Maxia lancia un grido d’allarme: «Siamo nel 1973, in piena civiltà tecnologica, nell’era della conquista della luna; le scorrerie dei cartaginesi e dei pirati medioevali sono niente più che lontanissimi episodi […] ma dal mare stanno giungendo, su quest’isola tanto bella quanto tormentata, altri flagelli, certo meno crudeli delle razzie di un tempo, ma non meno micidiali».
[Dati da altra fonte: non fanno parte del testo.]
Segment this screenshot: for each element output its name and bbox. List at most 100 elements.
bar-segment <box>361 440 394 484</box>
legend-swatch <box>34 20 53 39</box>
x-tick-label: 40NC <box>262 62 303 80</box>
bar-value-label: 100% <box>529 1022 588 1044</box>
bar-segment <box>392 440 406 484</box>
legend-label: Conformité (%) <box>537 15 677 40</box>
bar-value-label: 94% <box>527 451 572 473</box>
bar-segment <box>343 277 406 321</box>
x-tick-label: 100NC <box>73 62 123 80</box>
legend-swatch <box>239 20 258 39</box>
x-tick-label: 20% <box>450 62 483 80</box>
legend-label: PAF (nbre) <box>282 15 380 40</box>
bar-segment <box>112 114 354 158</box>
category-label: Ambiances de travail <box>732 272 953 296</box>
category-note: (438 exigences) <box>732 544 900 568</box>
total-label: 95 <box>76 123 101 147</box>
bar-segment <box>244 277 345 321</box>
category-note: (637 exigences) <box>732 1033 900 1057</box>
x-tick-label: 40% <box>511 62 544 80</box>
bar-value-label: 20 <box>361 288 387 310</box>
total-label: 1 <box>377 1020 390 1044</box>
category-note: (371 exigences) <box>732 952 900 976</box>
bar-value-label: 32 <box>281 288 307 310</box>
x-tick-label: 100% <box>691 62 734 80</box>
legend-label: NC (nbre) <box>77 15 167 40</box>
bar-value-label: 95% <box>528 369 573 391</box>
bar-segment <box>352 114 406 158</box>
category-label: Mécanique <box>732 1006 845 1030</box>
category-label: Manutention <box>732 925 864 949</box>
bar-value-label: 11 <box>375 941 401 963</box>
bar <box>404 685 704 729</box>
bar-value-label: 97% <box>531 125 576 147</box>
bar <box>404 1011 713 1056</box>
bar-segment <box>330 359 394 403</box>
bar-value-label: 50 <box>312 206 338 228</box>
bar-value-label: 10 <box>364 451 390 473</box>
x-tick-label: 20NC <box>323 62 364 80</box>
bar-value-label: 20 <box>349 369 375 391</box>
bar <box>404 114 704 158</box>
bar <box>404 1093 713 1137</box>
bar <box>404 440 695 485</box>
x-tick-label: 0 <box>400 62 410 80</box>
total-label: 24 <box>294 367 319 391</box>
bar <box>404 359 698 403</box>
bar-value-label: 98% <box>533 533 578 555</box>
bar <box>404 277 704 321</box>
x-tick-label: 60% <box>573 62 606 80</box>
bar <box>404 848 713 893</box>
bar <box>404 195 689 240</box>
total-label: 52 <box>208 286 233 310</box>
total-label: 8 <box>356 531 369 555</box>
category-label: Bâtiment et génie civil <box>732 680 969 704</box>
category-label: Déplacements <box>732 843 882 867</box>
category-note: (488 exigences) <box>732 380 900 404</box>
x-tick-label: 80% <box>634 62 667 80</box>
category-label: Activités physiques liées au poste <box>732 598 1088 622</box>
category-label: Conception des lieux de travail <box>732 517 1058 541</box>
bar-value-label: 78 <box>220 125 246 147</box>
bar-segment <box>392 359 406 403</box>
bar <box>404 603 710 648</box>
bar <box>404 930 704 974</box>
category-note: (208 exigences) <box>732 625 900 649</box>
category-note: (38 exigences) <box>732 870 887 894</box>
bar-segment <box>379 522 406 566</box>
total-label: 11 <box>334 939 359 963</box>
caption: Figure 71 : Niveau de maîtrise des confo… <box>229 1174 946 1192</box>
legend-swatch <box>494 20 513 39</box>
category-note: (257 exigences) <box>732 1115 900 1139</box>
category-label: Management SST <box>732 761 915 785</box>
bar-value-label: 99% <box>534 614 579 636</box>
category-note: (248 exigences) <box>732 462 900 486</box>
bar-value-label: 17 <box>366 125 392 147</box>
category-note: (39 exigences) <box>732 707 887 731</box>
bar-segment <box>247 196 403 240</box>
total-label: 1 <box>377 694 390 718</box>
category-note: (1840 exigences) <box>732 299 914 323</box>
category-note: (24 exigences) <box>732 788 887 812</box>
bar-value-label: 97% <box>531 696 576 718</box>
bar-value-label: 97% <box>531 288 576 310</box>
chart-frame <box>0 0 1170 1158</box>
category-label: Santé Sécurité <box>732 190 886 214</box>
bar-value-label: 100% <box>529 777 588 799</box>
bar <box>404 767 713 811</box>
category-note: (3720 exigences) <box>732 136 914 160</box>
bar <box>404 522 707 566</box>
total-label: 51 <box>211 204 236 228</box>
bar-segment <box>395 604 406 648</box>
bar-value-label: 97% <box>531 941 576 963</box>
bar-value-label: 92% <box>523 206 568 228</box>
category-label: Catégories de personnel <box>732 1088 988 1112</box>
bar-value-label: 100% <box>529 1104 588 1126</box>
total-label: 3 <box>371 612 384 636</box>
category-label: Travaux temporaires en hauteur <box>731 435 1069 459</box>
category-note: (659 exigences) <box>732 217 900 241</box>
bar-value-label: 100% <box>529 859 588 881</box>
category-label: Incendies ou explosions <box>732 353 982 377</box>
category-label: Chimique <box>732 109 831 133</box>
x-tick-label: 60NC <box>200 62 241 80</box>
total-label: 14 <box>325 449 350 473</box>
I tre «flagelli» moderni – peraltro «blanditi, chiamati, vezzeggiati dai responsabili politici sardi» – sono la petrolchimica, il turismo d’élite e le servitù militari. «Colossali impianti industriali che hanno richiesto investimenti giganteschi e deturpano la natura sono rimasti cattedrali nel deserto». Imprevidenza politica e giochi di potere fra partiti hanno privilegiato impostazioni tecnico-industriali che, seppur nei piani iniziali sembrassero valide economicamente – con risultati ben diversi da quelli previsti – erano chiaramente errate per l’habitat circostante.

Nel resoconto del convegno, il giornalista del “Corriere della Sera” conclude con la domanda se alle condizioni ecologicamente pure, ma «da età del bronzo», di tanti pastori sardi fosse preferibile «lo smog o l’inquinamento di Milano». A quali condizioni, ci si chiedeva in quegli anni, si può trovare «una via per uscire dall’età del bronzo e avere un po’ di benessere moderno senza avvelenarsi e distruggere cultura e tradizioni?».